The paper also tackles video segmentation. Imagine you are watching a movie and trying to track a specific actor.

  • In a traditional video model, the computer looks at Frame 1, then Frame 2, then Frame 3, trying to figure out if the actor moved.
  • In this new model, the computer treats the whole sequence of frames as a single, long sentence. It uses the Time-As-Class trick to say, "This token represents the actor's position across the last 5 seconds." This allows the model to understand motion and continuity without getting overwhelmed by the sheer amount of data.

4. The "Panoptic" Twist (Who is Who?)

The paper also shows how to do Panoptic Segmentation. This is a fancy term for answering two questions at once:

  1. What is it? (Semantic: "That is a dog.")
  2. Which one is it? (Instance: "That is my dog, Fido, not the neighbor's dog.")

They do this by adding a "name tag" to their token sentences. Instead of just saying "Dog, here, here, here," the model says "Dog-Fido, here, here" and "Dog-Neighbor, there, there." It separates the "what" from the "who" within the same compressed list.

5. The Reality Check (The Hardware Bottleneck)

The authors are very honest about the limitations. While this method is brilliant and saves a lot of space, it's like trying to drive a Ferrari on a dirt road.

  • The Good News: The model is competitive with the best existing models. It works well on specific datasets (like tracking ice on a river or cells under a microscope).
  • The Bad News: They ran out of computer power (GPU memory). Because their method is so new and complex, it requires a lot of memory to train. They couldn't test it on massive, real-world datasets (like Cityscapes or COCO) because their computers literally couldn't handle the load.

The Big Picture

Think of this paper as a new language for robots to describe images.

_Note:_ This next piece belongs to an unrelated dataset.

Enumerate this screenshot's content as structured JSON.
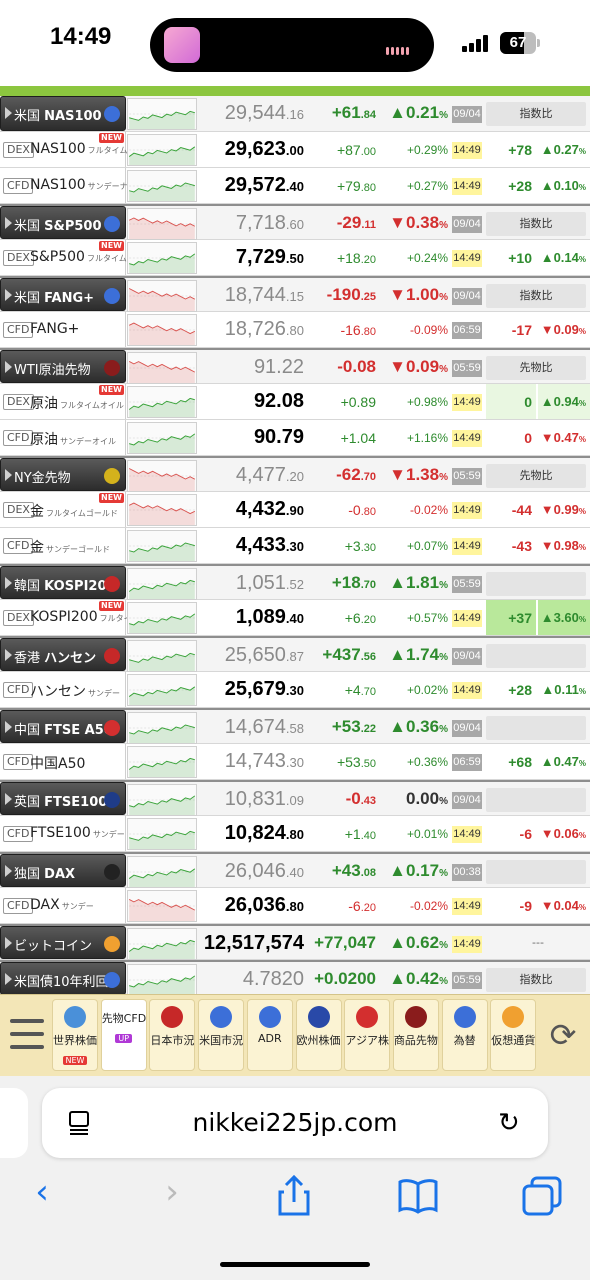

Instead of speaking in a million tiny, repetitive pixels, the robot learns to speak in efficient, compressed "chunks" (tokens). It's like switching from writing a novel by hand, letter by letter, to using a sophisticated shorthand that captures the whole story in a few paragraphs.

Why does this matter?
If we can make this language efficient enough to run on standard computers, we could have AI that understands video and complex scenes much faster and with less energy. It opens the door to AI that can watch a video and describe the entire scene in a single, fluid sentence, rather than a million disjointed facts.

In short: They taught a robot to stop counting every pixel and start telling a story about the image, using a special shorthand that saves time, space, and energy.